Dear Editor,
I was dismayed at the headline in Sunday February 24 Kaieteur News “Police release photos of Buxton gang members”; here we go again, linking Buxton to any and every serious criminal activity. Do the journalists or authorities know for a fact that these ‘gunmen’ are from Buxton?
What were the criteria used to determine that? Were they born in Buxton? Do they live in Buxton? If so why not go to their home addresses? Given that four have aliases and one is unknown, how do the police know that they’re from Buxton? In what way are they marked out as Buxtonians as the headline implies?
If I were to stretch credibility and be charitable to Kaieteur News I could conclude that in the rush to sensationalise their story they have inadvertently stirred up further antipathy towards the beleaguered people of Buxton. I however suspect a darker agenda at play, after all the mistreatment and abuse meted out to the people of Buxton has been aired in a number of quarters. It seems open season has well and truly been declared upon Buxton. Let’s look at some recent events:- A heavily pregnant teenager is apparently kidnapped. No one in authority seems willing or able to do much about this.
A fifteen-year-old school girl is arrested and detained for three days. Young children are being picked up and threatened by personnel from the joint services. Women complain of harassment from the joint services personnel
A Rastafarian is arrested and bundled into a pickup. He is assaulted and has his locks cut off by the Joint Services.Property is destroyed, farmlands are bulldozed, houses are raided without warrants. Dawn King, an ex police officer with twenty-four years service, is arrested and detained. Her crime? Speaking up for the human rights and dignity of the people of Buxton. Joint services personnel allegedly threaten to shoot her husband.

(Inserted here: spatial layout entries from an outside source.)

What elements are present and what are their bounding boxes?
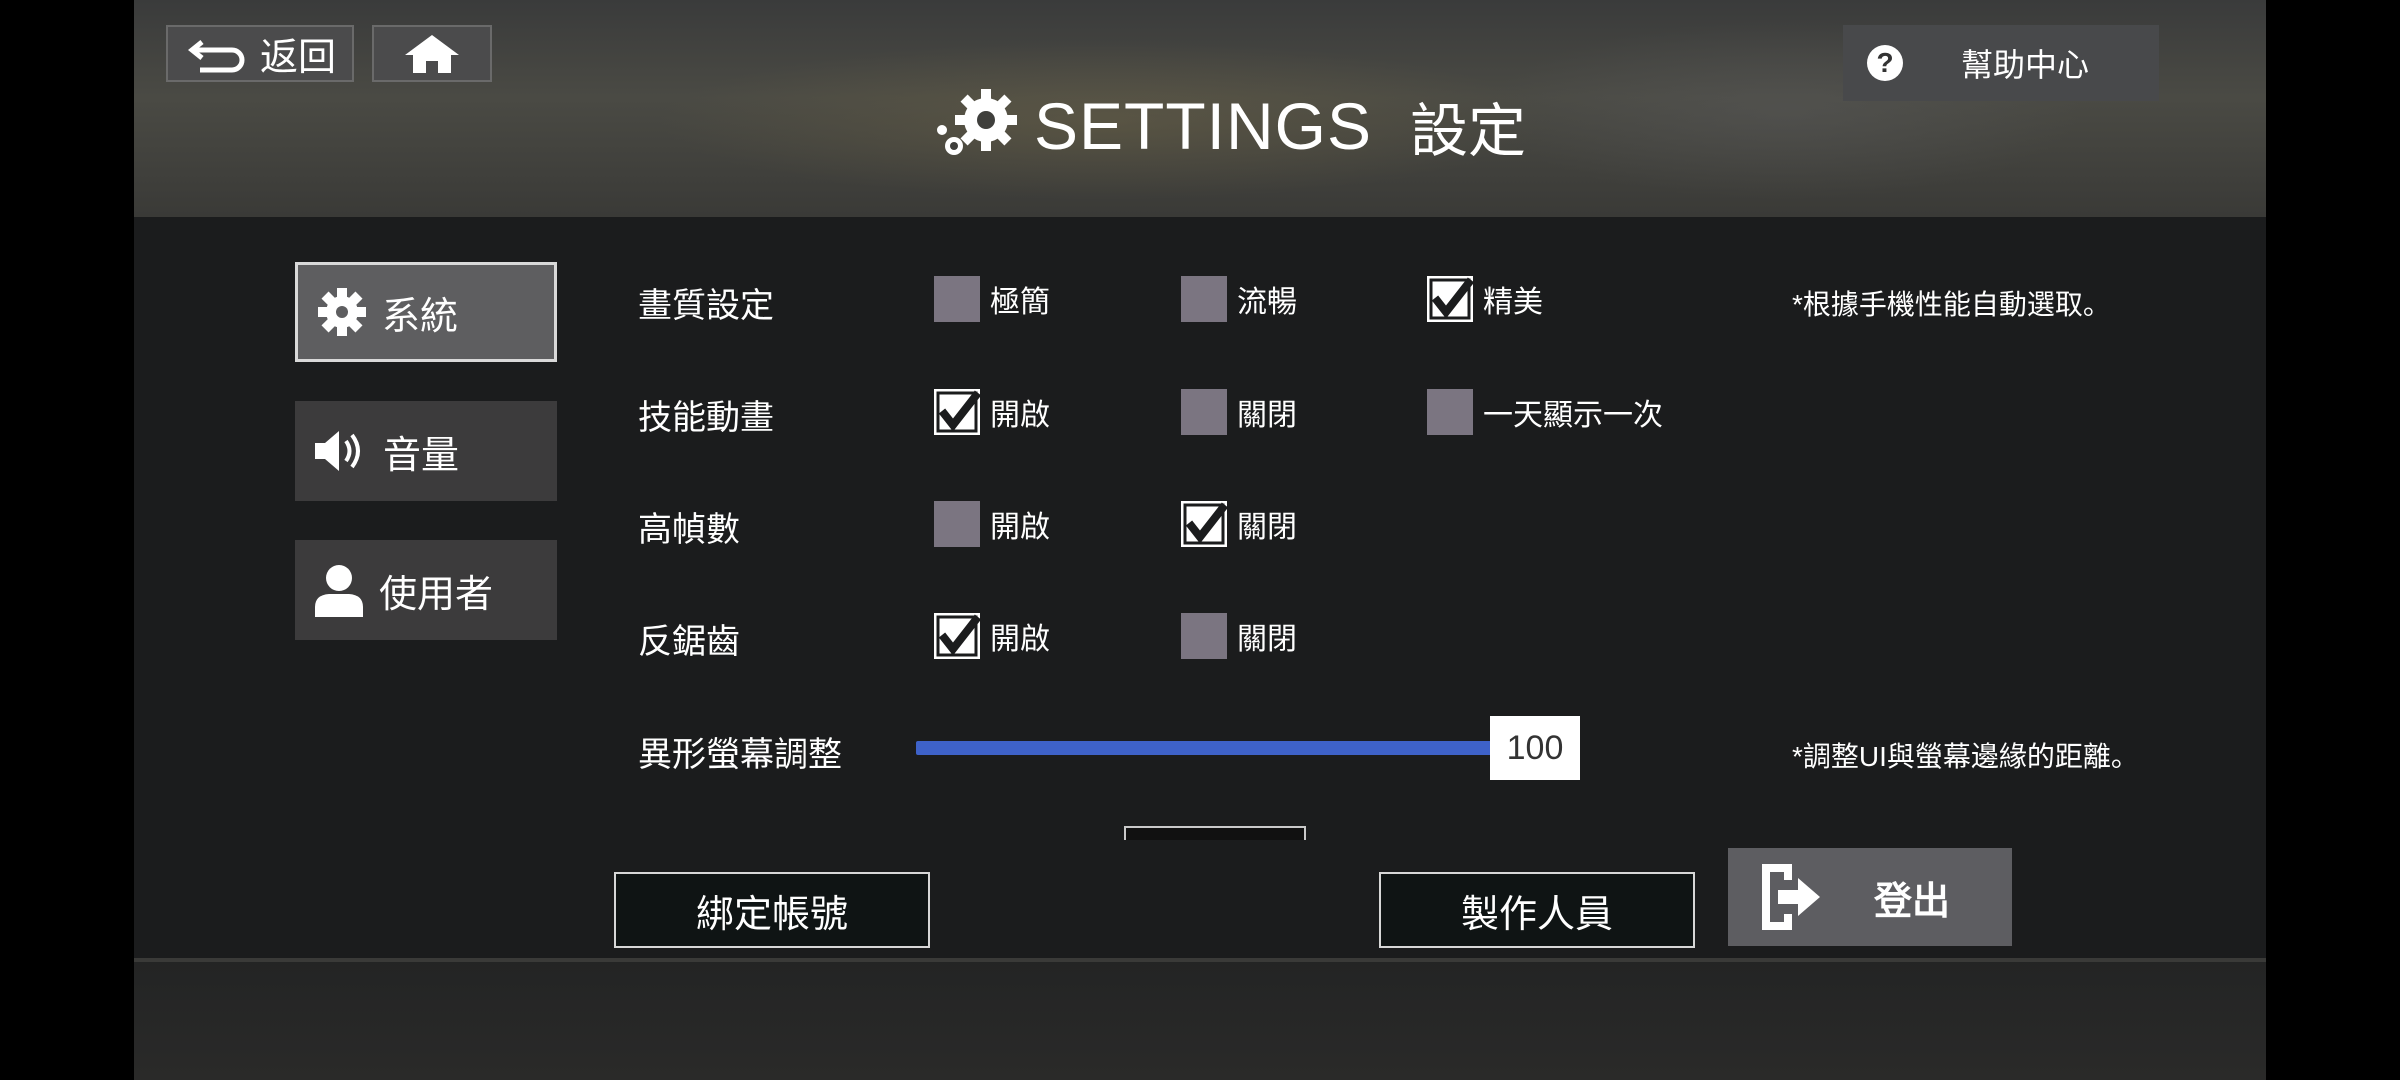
checkbox-checked[interactable] <box>934 613 980 659</box>
title-chinese: 設定 <box>1410 99 1527 164</box>
antialias-label: 反鋸齒 <box>638 623 740 661</box>
option-label: 流暢 <box>1237 286 1297 319</box>
sidebar-item-system[interactable]: 系統 <box>295 262 557 362</box>
option-label: 開啟 <box>990 511 1050 544</box>
back-label: 返回 <box>260 37 337 79</box>
antialias-option-on[interactable]: 開啟 <box>934 613 1050 659</box>
back-arrow-icon <box>188 39 245 72</box>
antialias-option-off[interactable]: 關閉 <box>1181 613 1297 659</box>
quality-note: *根據手機性能自動選取。 <box>1792 289 2111 320</box>
help-center-label: 幫助中心 <box>1961 47 2090 83</box>
checkbox-unchecked[interactable] <box>934 276 980 322</box>
sidebar-item-label: 音量 <box>383 434 460 477</box>
quality-option-fine[interactable]: 精美 <box>1427 276 1543 322</box>
skill-animation-label: 技能動畫 <box>638 399 774 437</box>
bind-account-label: 綁定帳號 <box>695 893 848 936</box>
checkmark-icon <box>1427 276 1473 322</box>
high-fps-option-on[interactable]: 開啟 <box>934 501 1050 547</box>
quality-option-smooth[interactable]: 流暢 <box>1181 276 1297 322</box>
back-button[interactable]: 返回 <box>166 25 354 82</box>
speaker-icon <box>315 431 360 471</box>
checkmark-icon <box>1181 501 1227 547</box>
checkbox-checked[interactable] <box>934 389 980 435</box>
credits-label: 製作人員 <box>1460 893 1613 936</box>
logout-icon <box>1762 864 1820 930</box>
quality-option-minimal[interactable]: 極簡 <box>934 276 1050 322</box>
notch-adjust-label: 異形螢幕調整 <box>638 736 842 774</box>
option-label: 關閉 <box>1237 399 1297 432</box>
settings-screen: 返回 ? 幫助中心 SETTINGS 設定 系統 音量 使用者 畫質設定 極簡 … <box>134 0 2266 1080</box>
option-label: 開啟 <box>990 623 1050 656</box>
credits-button[interactable]: 製作人員 <box>1379 872 1695 948</box>
option-label: 極簡 <box>990 286 1050 319</box>
option-label: 關閉 <box>1237 623 1297 656</box>
home-icon <box>405 34 459 73</box>
skill-animation-option-on[interactable]: 開啟 <box>934 389 1050 435</box>
high-fps-option-off[interactable]: 關閉 <box>1181 501 1297 547</box>
title-english: SETTINGS <box>1034 89 1373 163</box>
checkmark-icon <box>934 389 980 435</box>
checkbox-checked[interactable] <box>1181 501 1227 547</box>
notch-adjust-value[interactable]: 100 <box>1490 716 1580 780</box>
notch-adjust-note: *調整UI與螢幕邊緣的距離。 <box>1792 741 2139 772</box>
footer-background <box>134 958 2266 1080</box>
option-label: 開啟 <box>990 399 1050 432</box>
option-label: 一天顯示一次 <box>1483 399 1663 432</box>
sidebar-item-volume[interactable]: 音量 <box>295 401 557 501</box>
bind-account-button[interactable]: 綁定帳號 <box>614 872 930 948</box>
checkbox-unchecked[interactable] <box>1181 389 1227 435</box>
scroll-indicator <box>1124 826 1306 840</box>
gear-icon <box>318 288 366 336</box>
notch-adjust-slider[interactable] <box>916 741 1496 755</box>
checkmark-icon <box>934 613 980 659</box>
user-icon <box>315 565 363 617</box>
logout-label: 登出 <box>1874 880 1951 923</box>
help-center-button[interactable]: ? 幫助中心 <box>1843 25 2159 101</box>
checkbox-unchecked[interactable] <box>934 501 980 547</box>
sidebar-item-user[interactable]: 使用者 <box>295 540 557 640</box>
page-title: SETTINGS 設定 <box>934 80 1526 172</box>
home-button[interactable] <box>372 25 492 82</box>
checkbox-unchecked[interactable] <box>1427 389 1473 435</box>
checkbox-checked[interactable] <box>1427 276 1473 322</box>
skill-animation-option-off[interactable]: 關閉 <box>1181 389 1297 435</box>
sidebar-item-label: 系統 <box>382 295 459 338</box>
option-label: 精美 <box>1483 286 1543 319</box>
gears-icon <box>937 89 1017 155</box>
sidebar-item-label: 使用者 <box>379 573 494 616</box>
checkbox-unchecked[interactable] <box>1181 276 1227 322</box>
skill-animation-option-once-daily[interactable]: 一天顯示一次 <box>1427 389 1663 435</box>
checkbox-unchecked[interactable] <box>1181 613 1227 659</box>
option-label: 關閉 <box>1237 511 1297 544</box>
question-icon: ? <box>1867 45 1903 81</box>
logout-button[interactable]: 登出 <box>1728 848 2012 946</box>
quality-label: 畫質設定 <box>638 287 774 325</box>
high-fps-label: 高幀數 <box>638 511 740 549</box>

People are being routinely ‘arrested’ and subjected to horrendous treatment by the joint services. This is not policing, this is terrorism. What has Buxton done to deserve this?
Everyone should be afforded the protection of the state; a person is innocent until proven guilty, to criminalise an entire community for the alleged transgression of a few is illegal and morally reprehensible. It is akin to the tactics used by the Gestapo in World War Two under the Nazis. It is a form of collective ‘Waterboarding’.
It is therefore time for the PNCR to openly take to the streets in support of the many, many decent hard-working people of Buxton and to protest against the Gestapo-like tactics of the joint services aided and abetted by the PPP regime against the law abiding people of Buxton.
Yours faithfully,
Colin Bascom
Editor’s note
We never received the press release on which the report in the Kaieteur News was based and both the police and the army deny issuing any such release so it is not clear where it emanated from or whether it refers to the men in the photographs as being from Buxton. A Chronicle display of the same photographs on Saturday, February 23 indicated that the men were wanted by the police but did not say where they came from.